At the early stages customers look for metrics improving in a material way. Where the benefits delivered are greater than the implementation cost. Aim for metrics where +20% improvements seem realistic.
Compelling Event
Compelling events trigger all new business opportunities. The jobs to be done and metrics are time independent. But a compelling event make an opportunity start moving. Be specific on the proven and expected customer triggers. Pains creating stronger events than gains. The compelling event is your key to understand. To understand if customers will start moving and when the move will occur.
Solution building blocks
Summarize the main elements of your solution. Aspire to articulate what role each building block play. What are the parts you win the business with? What do you add to make the solution complete? Where do you see the margins coming from? And finally which expansion opportunities can you expect at a later stage?
Commercial Rule of Thumb – Rough order of Magnitude
Commercial considerations are coming in earlier and earlier in customer engagements.
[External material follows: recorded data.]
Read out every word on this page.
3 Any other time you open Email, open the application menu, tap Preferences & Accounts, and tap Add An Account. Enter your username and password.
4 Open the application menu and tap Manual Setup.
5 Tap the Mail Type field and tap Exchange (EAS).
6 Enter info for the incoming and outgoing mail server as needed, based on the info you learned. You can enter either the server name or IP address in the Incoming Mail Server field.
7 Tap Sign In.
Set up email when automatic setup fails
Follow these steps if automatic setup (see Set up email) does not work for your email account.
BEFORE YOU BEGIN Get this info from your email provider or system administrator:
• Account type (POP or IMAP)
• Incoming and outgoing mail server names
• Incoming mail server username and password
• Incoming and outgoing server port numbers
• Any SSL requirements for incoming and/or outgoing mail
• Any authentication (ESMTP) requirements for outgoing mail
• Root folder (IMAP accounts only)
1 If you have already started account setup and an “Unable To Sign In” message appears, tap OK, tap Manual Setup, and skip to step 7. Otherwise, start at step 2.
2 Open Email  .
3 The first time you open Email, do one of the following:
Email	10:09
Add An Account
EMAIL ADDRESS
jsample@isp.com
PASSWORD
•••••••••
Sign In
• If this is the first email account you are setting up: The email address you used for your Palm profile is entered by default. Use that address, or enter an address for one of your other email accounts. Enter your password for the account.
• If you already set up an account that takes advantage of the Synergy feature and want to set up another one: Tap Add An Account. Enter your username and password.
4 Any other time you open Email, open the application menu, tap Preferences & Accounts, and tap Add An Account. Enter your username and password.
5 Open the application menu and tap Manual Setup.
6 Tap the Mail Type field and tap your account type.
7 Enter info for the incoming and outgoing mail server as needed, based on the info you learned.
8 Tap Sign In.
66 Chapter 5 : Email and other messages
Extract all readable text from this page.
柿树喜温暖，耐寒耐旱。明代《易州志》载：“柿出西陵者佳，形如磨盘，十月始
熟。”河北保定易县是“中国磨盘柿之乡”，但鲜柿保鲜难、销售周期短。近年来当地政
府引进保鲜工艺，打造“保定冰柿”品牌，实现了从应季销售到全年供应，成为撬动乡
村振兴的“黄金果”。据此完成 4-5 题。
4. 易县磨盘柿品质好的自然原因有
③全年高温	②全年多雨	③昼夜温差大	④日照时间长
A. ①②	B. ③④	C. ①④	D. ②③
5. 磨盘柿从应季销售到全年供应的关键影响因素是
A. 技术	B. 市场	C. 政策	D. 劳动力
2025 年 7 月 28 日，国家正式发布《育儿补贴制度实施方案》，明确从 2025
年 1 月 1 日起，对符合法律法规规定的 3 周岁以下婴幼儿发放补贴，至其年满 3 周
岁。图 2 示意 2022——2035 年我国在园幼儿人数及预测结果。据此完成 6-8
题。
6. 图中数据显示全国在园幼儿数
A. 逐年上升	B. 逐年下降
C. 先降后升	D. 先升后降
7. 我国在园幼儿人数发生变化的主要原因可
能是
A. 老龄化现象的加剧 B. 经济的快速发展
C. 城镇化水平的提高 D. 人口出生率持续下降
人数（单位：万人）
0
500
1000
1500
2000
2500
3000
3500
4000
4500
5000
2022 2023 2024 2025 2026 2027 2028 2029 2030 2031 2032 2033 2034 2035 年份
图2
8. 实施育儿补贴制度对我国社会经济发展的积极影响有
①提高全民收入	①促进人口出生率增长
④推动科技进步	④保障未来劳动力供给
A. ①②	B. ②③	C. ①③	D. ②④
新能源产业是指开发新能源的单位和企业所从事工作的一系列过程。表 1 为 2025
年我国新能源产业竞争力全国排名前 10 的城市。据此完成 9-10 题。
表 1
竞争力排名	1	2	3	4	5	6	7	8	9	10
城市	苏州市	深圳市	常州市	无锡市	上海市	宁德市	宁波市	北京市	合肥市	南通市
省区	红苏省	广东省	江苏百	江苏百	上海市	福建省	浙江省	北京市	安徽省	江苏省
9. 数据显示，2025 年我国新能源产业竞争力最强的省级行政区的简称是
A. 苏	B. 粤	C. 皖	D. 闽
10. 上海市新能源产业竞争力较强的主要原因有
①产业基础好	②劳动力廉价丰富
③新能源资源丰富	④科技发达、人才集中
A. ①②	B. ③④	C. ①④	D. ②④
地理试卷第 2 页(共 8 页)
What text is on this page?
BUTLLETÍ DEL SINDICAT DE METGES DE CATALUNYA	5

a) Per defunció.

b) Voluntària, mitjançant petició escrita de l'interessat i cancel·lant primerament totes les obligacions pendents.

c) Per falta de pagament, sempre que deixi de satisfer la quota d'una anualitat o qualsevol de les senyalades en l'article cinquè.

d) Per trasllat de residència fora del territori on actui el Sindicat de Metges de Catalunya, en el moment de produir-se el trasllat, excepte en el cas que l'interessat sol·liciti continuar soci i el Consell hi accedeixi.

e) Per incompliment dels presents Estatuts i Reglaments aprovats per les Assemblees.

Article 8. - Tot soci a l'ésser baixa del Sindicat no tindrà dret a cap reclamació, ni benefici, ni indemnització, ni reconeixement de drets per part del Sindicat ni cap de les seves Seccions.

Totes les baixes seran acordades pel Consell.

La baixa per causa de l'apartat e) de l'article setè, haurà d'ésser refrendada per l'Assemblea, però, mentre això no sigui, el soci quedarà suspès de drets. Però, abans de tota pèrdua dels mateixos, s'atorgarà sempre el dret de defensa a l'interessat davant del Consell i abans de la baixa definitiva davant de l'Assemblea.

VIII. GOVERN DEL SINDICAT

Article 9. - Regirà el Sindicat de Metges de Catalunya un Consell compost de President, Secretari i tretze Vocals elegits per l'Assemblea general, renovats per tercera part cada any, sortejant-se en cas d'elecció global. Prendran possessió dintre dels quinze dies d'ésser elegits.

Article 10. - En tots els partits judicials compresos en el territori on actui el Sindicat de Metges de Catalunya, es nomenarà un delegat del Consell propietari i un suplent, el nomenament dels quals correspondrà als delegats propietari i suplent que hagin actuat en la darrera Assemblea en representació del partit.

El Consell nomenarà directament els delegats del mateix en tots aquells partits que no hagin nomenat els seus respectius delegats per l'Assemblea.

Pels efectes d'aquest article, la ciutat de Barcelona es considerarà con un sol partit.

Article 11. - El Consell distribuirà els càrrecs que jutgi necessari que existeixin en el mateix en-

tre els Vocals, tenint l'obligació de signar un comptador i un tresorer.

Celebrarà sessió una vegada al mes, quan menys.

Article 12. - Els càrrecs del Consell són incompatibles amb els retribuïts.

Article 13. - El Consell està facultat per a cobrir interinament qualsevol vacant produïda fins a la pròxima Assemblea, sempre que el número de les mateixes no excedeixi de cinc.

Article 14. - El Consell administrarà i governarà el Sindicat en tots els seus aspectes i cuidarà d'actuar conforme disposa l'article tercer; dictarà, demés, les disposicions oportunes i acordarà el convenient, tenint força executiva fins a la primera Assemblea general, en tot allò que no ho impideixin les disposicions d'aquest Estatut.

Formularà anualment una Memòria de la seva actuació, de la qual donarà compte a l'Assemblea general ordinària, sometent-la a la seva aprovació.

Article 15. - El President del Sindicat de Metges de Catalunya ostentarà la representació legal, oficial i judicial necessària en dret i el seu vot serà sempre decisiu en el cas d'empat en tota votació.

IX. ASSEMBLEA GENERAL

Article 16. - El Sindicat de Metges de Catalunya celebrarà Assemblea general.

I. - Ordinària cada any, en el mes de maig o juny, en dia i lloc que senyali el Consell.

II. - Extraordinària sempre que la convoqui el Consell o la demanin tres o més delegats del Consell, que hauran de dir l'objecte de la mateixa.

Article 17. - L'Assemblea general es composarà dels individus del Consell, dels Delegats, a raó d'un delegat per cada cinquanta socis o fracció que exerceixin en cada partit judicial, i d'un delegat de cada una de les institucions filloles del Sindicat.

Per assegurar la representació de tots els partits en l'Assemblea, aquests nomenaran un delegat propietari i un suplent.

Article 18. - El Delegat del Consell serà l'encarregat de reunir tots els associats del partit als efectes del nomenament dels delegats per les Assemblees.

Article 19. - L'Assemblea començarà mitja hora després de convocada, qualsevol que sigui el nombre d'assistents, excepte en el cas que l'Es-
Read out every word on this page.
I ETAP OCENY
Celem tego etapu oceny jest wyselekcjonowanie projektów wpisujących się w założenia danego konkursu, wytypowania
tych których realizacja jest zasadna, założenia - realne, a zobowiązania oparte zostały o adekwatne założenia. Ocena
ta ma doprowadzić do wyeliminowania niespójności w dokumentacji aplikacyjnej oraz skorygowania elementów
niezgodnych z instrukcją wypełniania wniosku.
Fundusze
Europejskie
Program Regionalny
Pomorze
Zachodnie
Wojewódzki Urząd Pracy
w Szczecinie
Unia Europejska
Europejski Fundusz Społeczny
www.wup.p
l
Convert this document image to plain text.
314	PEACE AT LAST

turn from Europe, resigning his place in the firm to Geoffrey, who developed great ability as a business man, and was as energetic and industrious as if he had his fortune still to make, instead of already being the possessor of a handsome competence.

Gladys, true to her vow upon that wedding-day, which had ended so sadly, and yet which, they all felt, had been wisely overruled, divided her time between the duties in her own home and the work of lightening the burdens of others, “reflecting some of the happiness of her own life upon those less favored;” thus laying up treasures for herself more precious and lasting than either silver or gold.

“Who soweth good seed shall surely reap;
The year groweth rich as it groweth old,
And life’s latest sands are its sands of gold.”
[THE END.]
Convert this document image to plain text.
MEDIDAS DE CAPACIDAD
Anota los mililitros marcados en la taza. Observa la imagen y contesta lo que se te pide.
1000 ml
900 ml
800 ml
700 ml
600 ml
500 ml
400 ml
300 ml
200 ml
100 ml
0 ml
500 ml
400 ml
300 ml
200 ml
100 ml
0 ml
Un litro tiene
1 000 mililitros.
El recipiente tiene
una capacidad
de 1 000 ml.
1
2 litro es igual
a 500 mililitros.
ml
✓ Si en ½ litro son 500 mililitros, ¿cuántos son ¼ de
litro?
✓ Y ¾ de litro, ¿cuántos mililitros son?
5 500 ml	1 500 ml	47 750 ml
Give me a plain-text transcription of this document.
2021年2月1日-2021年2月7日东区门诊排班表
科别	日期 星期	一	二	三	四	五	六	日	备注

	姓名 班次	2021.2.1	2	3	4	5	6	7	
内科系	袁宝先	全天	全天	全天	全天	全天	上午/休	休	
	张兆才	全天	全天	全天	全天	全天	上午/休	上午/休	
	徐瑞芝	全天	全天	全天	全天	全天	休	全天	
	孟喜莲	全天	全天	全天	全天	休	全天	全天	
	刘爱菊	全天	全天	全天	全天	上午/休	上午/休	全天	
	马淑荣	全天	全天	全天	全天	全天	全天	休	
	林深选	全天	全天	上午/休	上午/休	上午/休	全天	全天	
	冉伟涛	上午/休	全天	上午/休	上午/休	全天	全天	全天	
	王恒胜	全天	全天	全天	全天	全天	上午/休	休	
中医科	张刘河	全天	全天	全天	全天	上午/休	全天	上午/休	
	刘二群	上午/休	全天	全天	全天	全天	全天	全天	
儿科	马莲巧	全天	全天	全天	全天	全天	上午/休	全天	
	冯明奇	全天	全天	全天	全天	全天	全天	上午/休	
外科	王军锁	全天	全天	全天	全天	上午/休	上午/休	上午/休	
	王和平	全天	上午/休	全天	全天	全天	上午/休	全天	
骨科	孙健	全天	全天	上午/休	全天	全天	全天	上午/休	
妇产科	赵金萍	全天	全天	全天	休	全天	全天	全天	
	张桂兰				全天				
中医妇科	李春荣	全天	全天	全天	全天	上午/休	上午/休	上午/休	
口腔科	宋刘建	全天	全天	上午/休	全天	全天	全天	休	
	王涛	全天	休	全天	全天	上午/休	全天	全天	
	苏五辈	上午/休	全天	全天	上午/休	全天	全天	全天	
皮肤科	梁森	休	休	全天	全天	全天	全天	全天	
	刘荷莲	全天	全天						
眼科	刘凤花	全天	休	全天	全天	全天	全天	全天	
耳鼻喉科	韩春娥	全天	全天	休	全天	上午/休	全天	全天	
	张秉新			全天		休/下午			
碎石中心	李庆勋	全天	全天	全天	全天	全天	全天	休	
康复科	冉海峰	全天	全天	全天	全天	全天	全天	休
Expect rough order of magnitude conversation be in play from start. Aim to articulate a commercial thumb rule hypothesis early. Anchored in technical and/or commercial dimensions. Designed to serve as a base for budgetary ideas or sanity check for bottom up proposals.
Business models – standard & disruption options
Beyond finding winning price levels, winning business models are as important. Businesses look for innovations increasing simplicity and better correlations. between what they buy and what they sell.
Clarify the price parameters your model use. What is industry standard (used by market leaders)? Which options exist for attacking an incumbent with disruptions? Consider using different models depending on if you are incumbent or disrupting to enter.
Competitive Scoping
Professional procurement organizations and fierce competition shape business models and scoping. Resulting in business models with low upfront price on the “optical focus” for a deal. With extras excluded from evaluation of initial scope. Articulate how solutions need to be scoped and priced to pass this first hurdle. Where optimized scoping, low optical prices and strict terms & conditions goes hand in hand.